El oficialismo articuló una estrategia con bloques aliados y acordó trasladar el debate de los proyectos a la Comisión de Asuntos Constitucionales a fines de mes.
La oposición no logró reunir el número necesario para habilitar la sesión especial convocada en la Cámara de Diputados, la cual tenía como objetivo avanzar en la interpelación y tratar una moción de censura contra el jefe de Gabinete, Manuel Adorni. Tras cumplirse la media hora reglamentaria de tolerancia, el presidente de la Cámara baja, Martín Menem, dio por caído el encuentro al contabilizar 117 legisladores presentes, doce menos de los 129 requeridos para iniciar el debate.
El fracaso de la convocatoria parlamentaria respondió a una serie de negociaciones de último momento tejidas entre La Libertad Avanza y bancadas aliadas, entre las que se destacaron el PRO y la Unión Cívica Radical (UCR).
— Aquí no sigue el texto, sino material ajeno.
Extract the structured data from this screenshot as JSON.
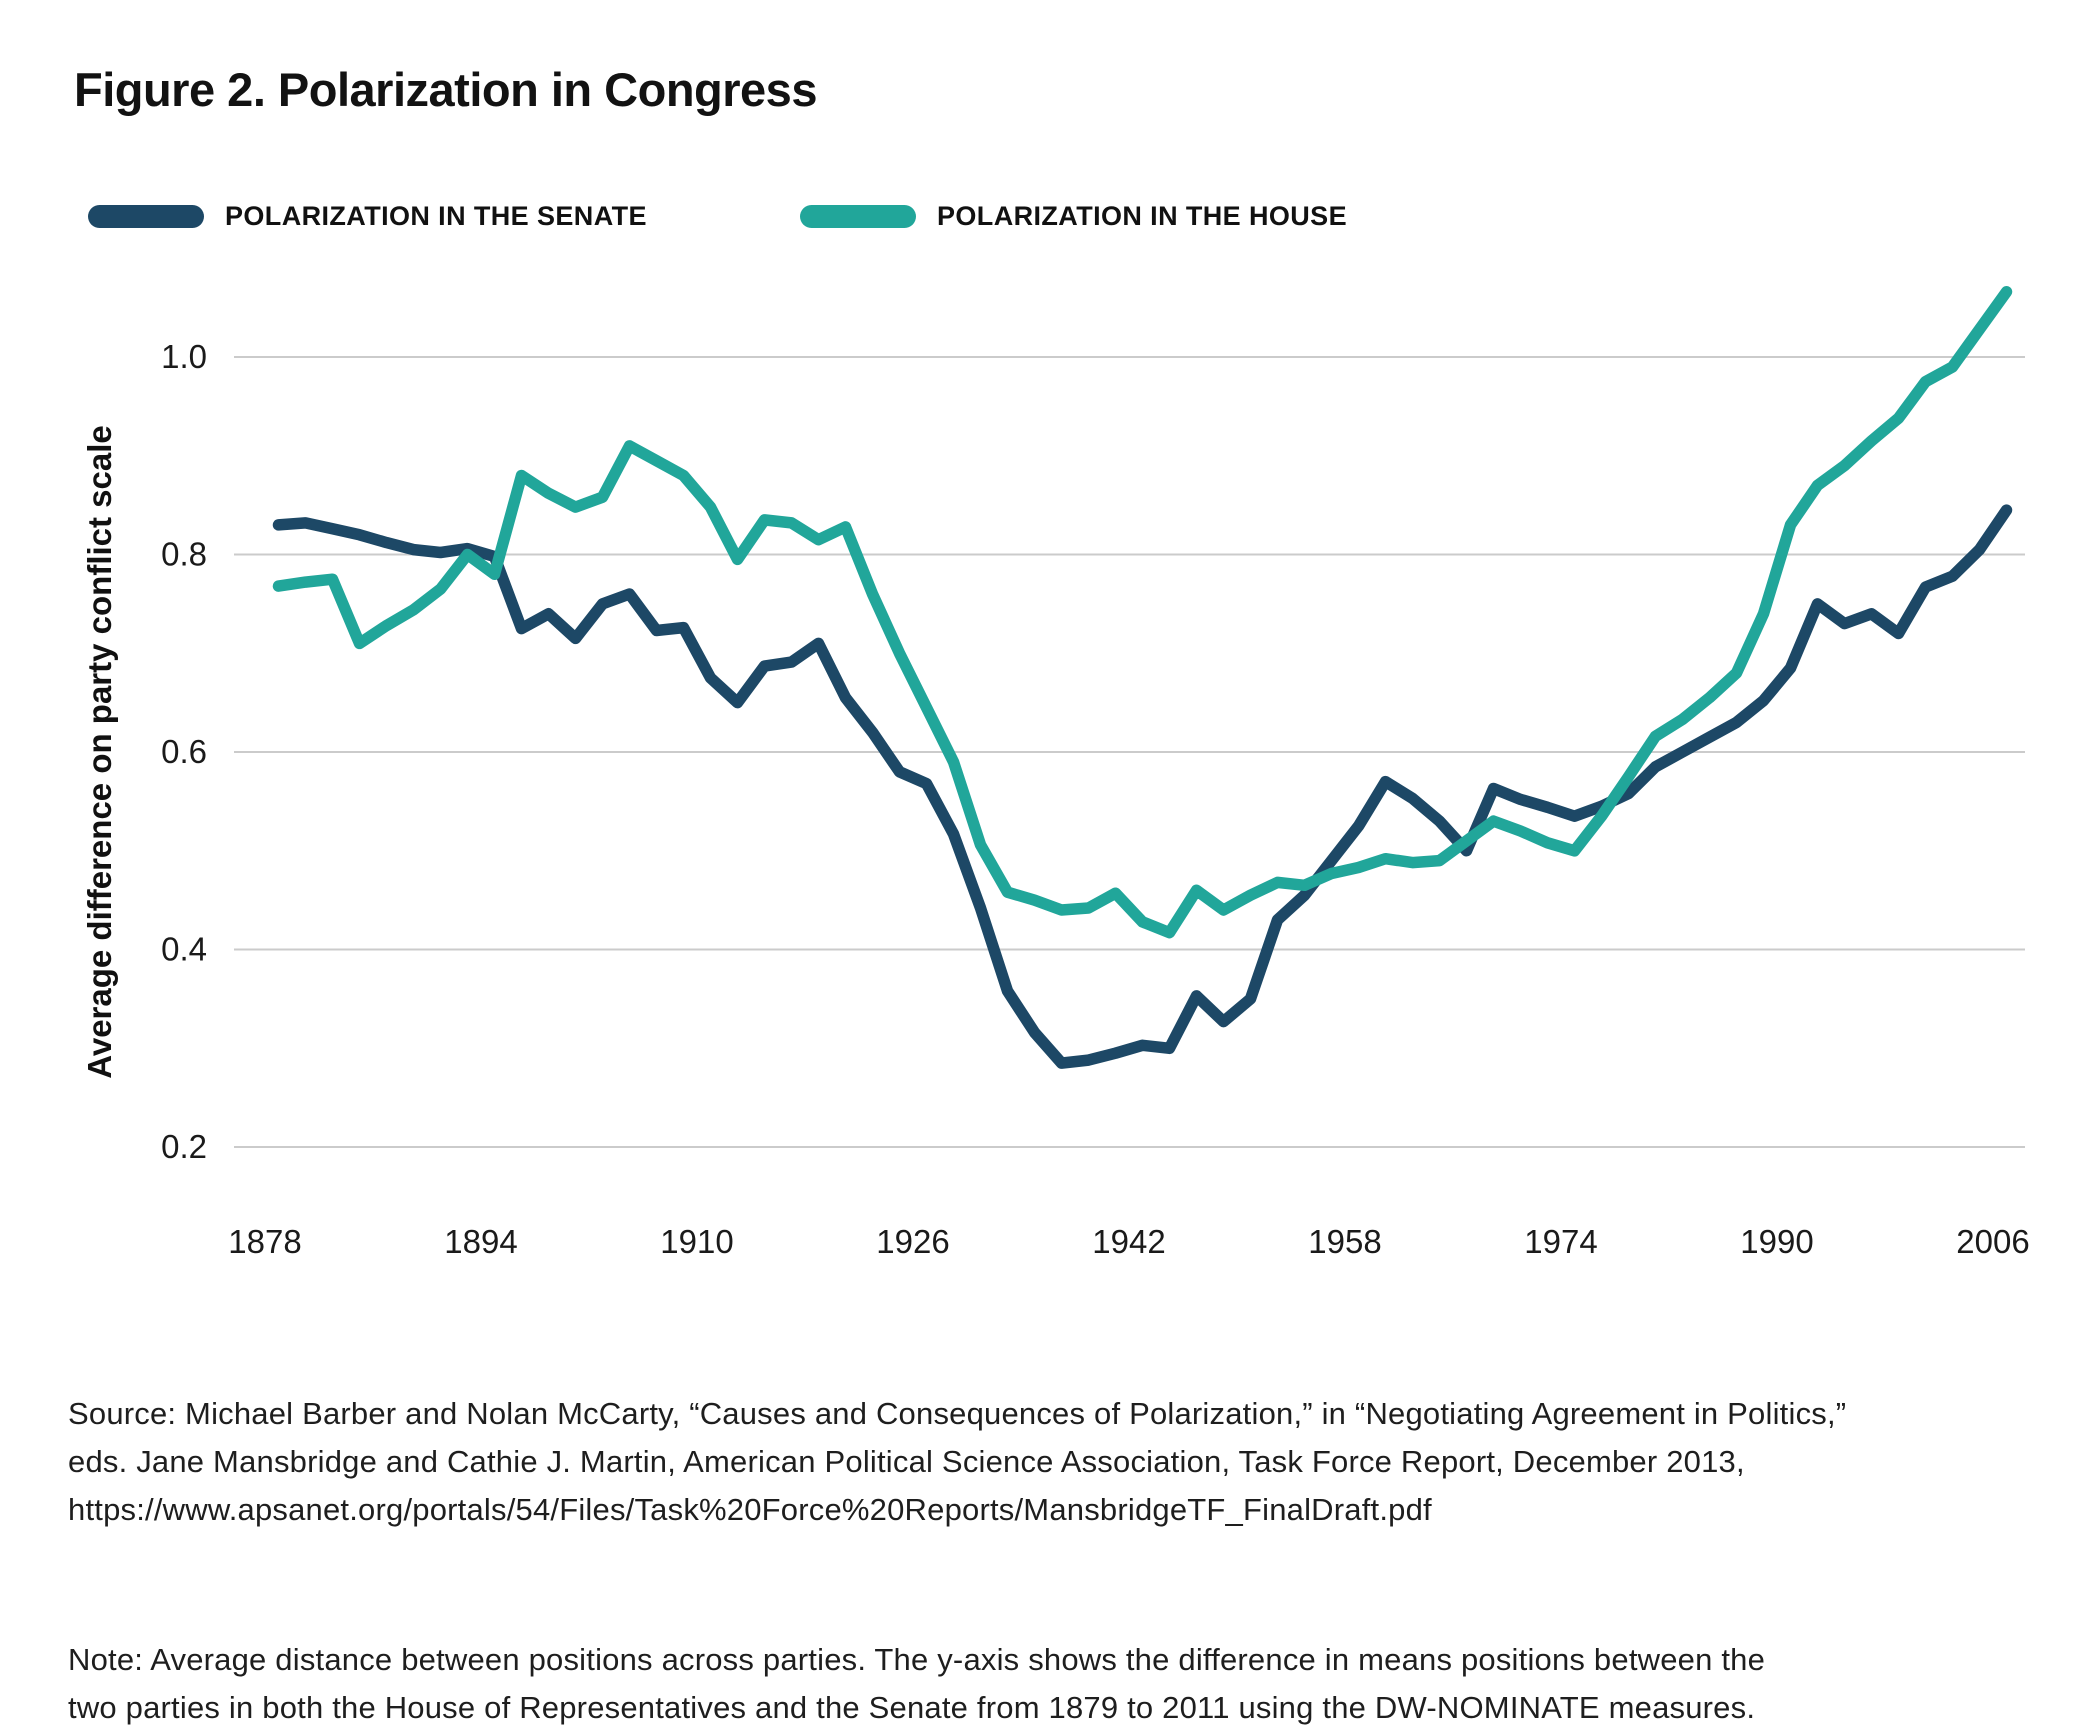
{
  "title": "Figure 2. Polarization in Congress",
  "legend": {
    "senate": {
      "label": "POLARIZATION IN THE SENATE",
      "color": "#1d4866"
    },
    "house": {
      "label": "POLARIZATION IN THE HOUSE",
      "color": "#21a69a"
    }
  },
  "colors": {
    "senate_line": "#1d4866",
    "house_line": "#21a69a",
    "gridline": "#cbcbcb",
    "text": "#1a1a1a"
  },
  "chart_data": {
    "type": "line",
    "title": "Figure 2. Polarization in Congress",
    "xlabel": "",
    "ylabel": "Average difference on party conflict scale",
    "x_ticks": [
      1878,
      1894,
      1910,
      1926,
      1942,
      1958,
      1974,
      1990,
      2006
    ],
    "y_ticks": [
      1.0,
      0.8,
      0.6,
      0.4,
      0.2
    ],
    "y_tick_labels": [
      "1.0",
      "0.8",
      "0.6",
      "0.4",
      "0.2"
    ],
    "xlim": [
      1878,
      2012
    ],
    "ylim": [
      0.2,
      1.1
    ],
    "grid": "horizontal",
    "legend_position": "top-left",
    "x": [
      1879,
      1881,
      1883,
      1885,
      1887,
      1889,
      1891,
      1893,
      1895,
      1897,
      1899,
      1901,
      1903,
      1905,
      1907,
      1909,
      1911,
      1913,
      1915,
      1917,
      1919,
      1921,
      1923,
      1925,
      1927,
      1929,
      1931,
      1933,
      1935,
      1937,
      1939,
      1941,
      1943,
      1945,
      1947,
      1949,
      1951,
      1953,
      1955,
      1957,
      1959,
      1961,
      1963,
      1965,
      1967,
      1969,
      1971,
      1973,
      1975,
      1977,
      1979,
      1981,
      1983,
      1985,
      1987,
      1989,
      1991,
      1993,
      1995,
      1997,
      1999,
      2001,
      2003,
      2005,
      2007
    ],
    "series": [
      {
        "name": "Polarization in the Senate",
        "color": "#1d4866",
        "values": [
          0.83,
          0.832,
          0.826,
          0.82,
          0.812,
          0.805,
          0.802,
          0.806,
          0.798,
          0.725,
          0.74,
          0.715,
          0.75,
          0.76,
          0.723,
          0.726,
          0.675,
          0.65,
          0.687,
          0.691,
          0.71,
          0.655,
          0.62,
          0.58,
          0.568,
          0.517,
          0.442,
          0.358,
          0.316,
          0.285,
          0.288,
          0.295,
          0.303,
          0.3,
          0.353,
          0.327,
          0.35,
          0.43,
          0.455,
          0.49,
          0.525,
          0.57,
          0.553,
          0.53,
          0.5,
          0.563,
          0.552,
          0.544,
          0.535,
          0.545,
          0.558,
          0.585,
          0.6,
          0.615,
          0.63,
          0.652,
          0.685,
          0.75,
          0.73,
          0.74,
          0.72,
          0.767,
          0.778,
          0.805,
          0.845
        ]
      },
      {
        "name": "Polarization in the House",
        "color": "#21a69a",
        "values": [
          0.768,
          0.772,
          0.775,
          0.71,
          0.728,
          0.744,
          0.765,
          0.8,
          0.78,
          0.88,
          0.862,
          0.848,
          0.858,
          0.91,
          0.895,
          0.88,
          0.848,
          0.795,
          0.835,
          0.832,
          0.815,
          0.828,
          0.76,
          0.7,
          0.645,
          0.59,
          0.506,
          0.458,
          0.45,
          0.44,
          0.442,
          0.457,
          0.428,
          0.417,
          0.46,
          0.44,
          0.455,
          0.468,
          0.465,
          0.477,
          0.483,
          0.492,
          0.488,
          0.49,
          0.51,
          0.53,
          0.52,
          0.508,
          0.5,
          0.535,
          0.575,
          0.616,
          0.633,
          0.655,
          0.68,
          0.74,
          0.83,
          0.87,
          0.89,
          0.915,
          0.938,
          0.975,
          0.99,
          1.028,
          1.066
        ]
      }
    ]
  },
  "source": {
    "lines": [
      "Source: Michael Barber and Nolan McCarty, “Causes and Consequences of Polarization,” in “Negotiating Agreement in Politics,”",
      "eds. Jane Mansbridge and Cathie J. Martin, American Political Science Association, Task Force Report, December 2013,",
      "https://www.apsanet.org/portals/54/Files/Task%20Force%20Reports/MansbridgeTF_FinalDraft.pdf"
    ]
  },
  "note": {
    "lines": [
      "Note: Average distance between positions across parties. The y-axis shows the difference in means positions between the",
      "two parties in both the House of Representatives and the Senate from 1879 to 2011 using the DW-NOMINATE measures."
    ]
  }
}
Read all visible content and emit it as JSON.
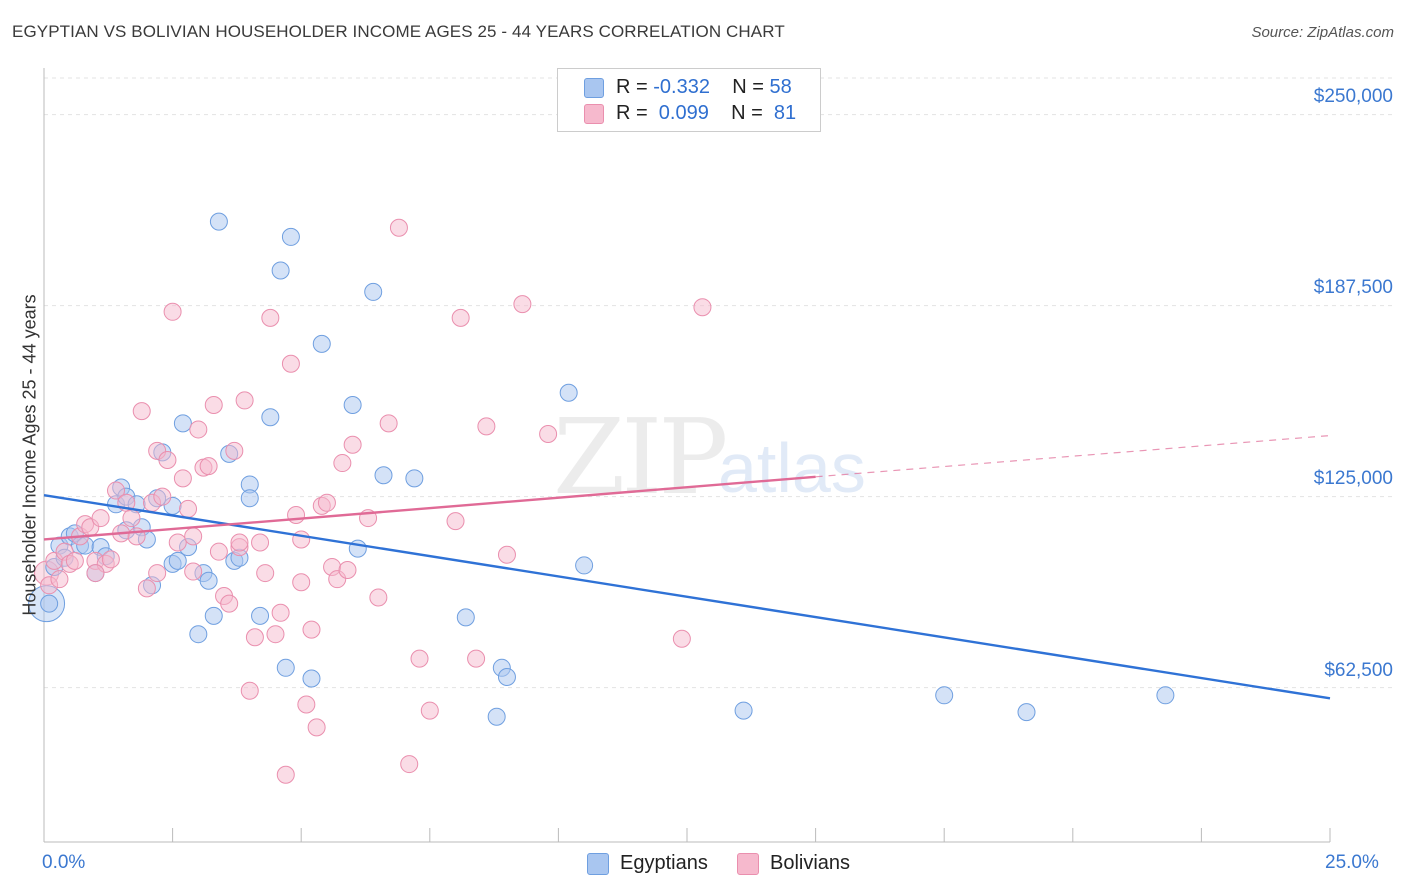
{
  "header": {
    "title": "EGYPTIAN VS BOLIVIAN HOUSEHOLDER INCOME AGES 25 - 44 YEARS CORRELATION CHART",
    "source": "Source: ZipAtlas.com"
  },
  "legend": {
    "rows": [
      {
        "r_label": "R = ",
        "r_value": "-0.332",
        "n_label": "N = ",
        "n_value": "58"
      },
      {
        "r_label": "R = ",
        "r_value": " 0.099",
        "n_label": "N = ",
        "n_value": " 81"
      }
    ]
  },
  "watermark": {
    "zip": "ZIP",
    "atlas": "atlas"
  },
  "colors": {
    "egyptians_fill": "#a9c6f0",
    "egyptians_stroke": "#6f9fe0",
    "egyptians_line": "#2f72d6",
    "bolivians_fill": "#f6b9cd",
    "bolivians_stroke": "#ea8fae",
    "bolivians_line": "#e06a96",
    "tick_text": "#3b78d0",
    "grid": "#e3e3e3"
  },
  "chart_data": {
    "type": "scatter",
    "title": "EGYPTIAN VS BOLIVIAN HOUSEHOLDER INCOME AGES 25 - 44 YEARS CORRELATION CHART",
    "xlabel": "",
    "ylabel": "Householder Income Ages 25 - 44 years",
    "xlim": [
      0,
      25
    ],
    "ylim": [
      12000,
      262000
    ],
    "x_tick_labels": [
      "0.0%",
      "25.0%"
    ],
    "y_ticks": [
      62500,
      125000,
      187500,
      250000
    ],
    "y_tick_labels": [
      "$62,500",
      "$125,000",
      "$187,500",
      "$250,000"
    ],
    "grid": true,
    "legend_position": "top-center and bottom",
    "series": [
      {
        "name": "Egyptians",
        "R": -0.332,
        "N": 58,
        "trend": {
          "x": [
            0,
            25
          ],
          "y": [
            125500,
            59000
          ],
          "dashed_from": null
        },
        "points": [
          [
            0.1,
            90000
          ],
          [
            0.2,
            102000
          ],
          [
            0.3,
            109000
          ],
          [
            0.4,
            105000
          ],
          [
            0.5,
            112000
          ],
          [
            0.6,
            113000
          ],
          [
            0.7,
            109000
          ],
          [
            0.8,
            109000
          ],
          [
            1.0,
            100000
          ],
          [
            1.1,
            108500
          ],
          [
            1.2,
            105500
          ],
          [
            1.4,
            122500
          ],
          [
            1.5,
            128000
          ],
          [
            1.6,
            114000
          ],
          [
            1.6,
            125000
          ],
          [
            1.8,
            122500
          ],
          [
            1.9,
            115000
          ],
          [
            2.0,
            111000
          ],
          [
            2.1,
            96000
          ],
          [
            2.2,
            124500
          ],
          [
            2.3,
            139500
          ],
          [
            2.5,
            103000
          ],
          [
            2.5,
            122000
          ],
          [
            2.6,
            104000
          ],
          [
            2.7,
            149000
          ],
          [
            2.8,
            108500
          ],
          [
            3.0,
            80000
          ],
          [
            3.1,
            100000
          ],
          [
            3.2,
            97500
          ],
          [
            3.3,
            86000
          ],
          [
            3.4,
            215000
          ],
          [
            3.6,
            139000
          ],
          [
            3.7,
            104000
          ],
          [
            3.8,
            105000
          ],
          [
            4.0,
            129000
          ],
          [
            4.0,
            124500
          ],
          [
            4.2,
            86000
          ],
          [
            4.4,
            151000
          ],
          [
            4.6,
            199000
          ],
          [
            4.7,
            69000
          ],
          [
            4.8,
            210000
          ],
          [
            5.2,
            65500
          ],
          [
            5.4,
            175000
          ],
          [
            6.0,
            155000
          ],
          [
            6.1,
            108000
          ],
          [
            6.4,
            192000
          ],
          [
            6.6,
            132000
          ],
          [
            7.2,
            131000
          ],
          [
            8.2,
            85500
          ],
          [
            8.8,
            53000
          ],
          [
            8.9,
            69000
          ],
          [
            9.0,
            66000
          ],
          [
            10.2,
            159000
          ],
          [
            10.5,
            102500
          ],
          [
            13.6,
            55000
          ],
          [
            17.5,
            60000
          ],
          [
            19.1,
            54500
          ],
          [
            21.8,
            60000
          ]
        ]
      },
      {
        "name": "Bolivians",
        "R": 0.099,
        "N": 81,
        "trend": {
          "x": [
            0,
            15,
            25
          ],
          "y": [
            111000,
            131500,
            145000
          ],
          "dashed_from": 15
        },
        "points": [
          [
            0.1,
            96000
          ],
          [
            0.2,
            104000
          ],
          [
            0.3,
            98000
          ],
          [
            0.4,
            107000
          ],
          [
            0.5,
            103000
          ],
          [
            0.6,
            104000
          ],
          [
            0.7,
            112000
          ],
          [
            0.8,
            116000
          ],
          [
            0.9,
            115000
          ],
          [
            1.0,
            104000
          ],
          [
            1.1,
            118000
          ],
          [
            1.2,
            103000
          ],
          [
            1.3,
            104500
          ],
          [
            1.4,
            127000
          ],
          [
            1.5,
            113000
          ],
          [
            1.6,
            123000
          ],
          [
            1.7,
            118000
          ],
          [
            1.8,
            112000
          ],
          [
            1.9,
            153000
          ],
          [
            2.0,
            95000
          ],
          [
            2.1,
            123000
          ],
          [
            2.2,
            140000
          ],
          [
            2.3,
            125000
          ],
          [
            2.4,
            137000
          ],
          [
            2.5,
            185500
          ],
          [
            2.6,
            110000
          ],
          [
            2.7,
            131000
          ],
          [
            2.8,
            121000
          ],
          [
            2.9,
            112000
          ],
          [
            3.0,
            147000
          ],
          [
            3.1,
            134500
          ],
          [
            3.2,
            135000
          ],
          [
            3.3,
            155000
          ],
          [
            3.4,
            107000
          ],
          [
            3.5,
            92500
          ],
          [
            3.6,
            90000
          ],
          [
            3.7,
            140000
          ],
          [
            3.8,
            108500
          ],
          [
            3.9,
            156500
          ],
          [
            4.0,
            61500
          ],
          [
            4.1,
            79000
          ],
          [
            4.2,
            110000
          ],
          [
            4.3,
            100000
          ],
          [
            4.4,
            183500
          ],
          [
            4.5,
            80000
          ],
          [
            4.6,
            87000
          ],
          [
            4.7,
            34000
          ],
          [
            4.8,
            168500
          ],
          [
            4.9,
            119000
          ],
          [
            5.0,
            111000
          ],
          [
            5.1,
            57000
          ],
          [
            5.2,
            81500
          ],
          [
            5.3,
            49500
          ],
          [
            5.4,
            122000
          ],
          [
            5.5,
            123000
          ],
          [
            5.6,
            102000
          ],
          [
            5.7,
            98000
          ],
          [
            5.8,
            136000
          ],
          [
            5.9,
            101000
          ],
          [
            6.0,
            142000
          ],
          [
            6.3,
            118000
          ],
          [
            6.5,
            92000
          ],
          [
            6.7,
            149000
          ],
          [
            6.9,
            213000
          ],
          [
            7.1,
            37500
          ],
          [
            7.3,
            72000
          ],
          [
            7.5,
            55000
          ],
          [
            8.0,
            117000
          ],
          [
            8.1,
            183500
          ],
          [
            8.4,
            72000
          ],
          [
            8.6,
            148000
          ],
          [
            9.0,
            106000
          ],
          [
            9.3,
            188000
          ],
          [
            9.8,
            145500
          ],
          [
            12.4,
            78500
          ],
          [
            12.8,
            187000
          ],
          [
            2.2,
            100000
          ],
          [
            1.0,
            100000
          ],
          [
            3.8,
            110000
          ],
          [
            2.9,
            100500
          ],
          [
            5.0,
            97000
          ]
        ]
      }
    ]
  },
  "bottom_legend": {
    "items": [
      "Egyptians",
      "Bolivians"
    ]
  }
}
El acuerdo alcanzado estableció la apertura de la Comisión de Asuntos Constitucionales para el próximo martes 30 de junio, espacio donde se comenzarán a discutir las seis iniciativas legislativas que pesan sobre la figura del ministro coordinador.
A través de esta maniobra política, el bloque oficialista consiguió desactivar la ofensiva de los sectores opositores en el recinto y retener el control sobre el cronograma y los tiempos de la discusión en el Congreso.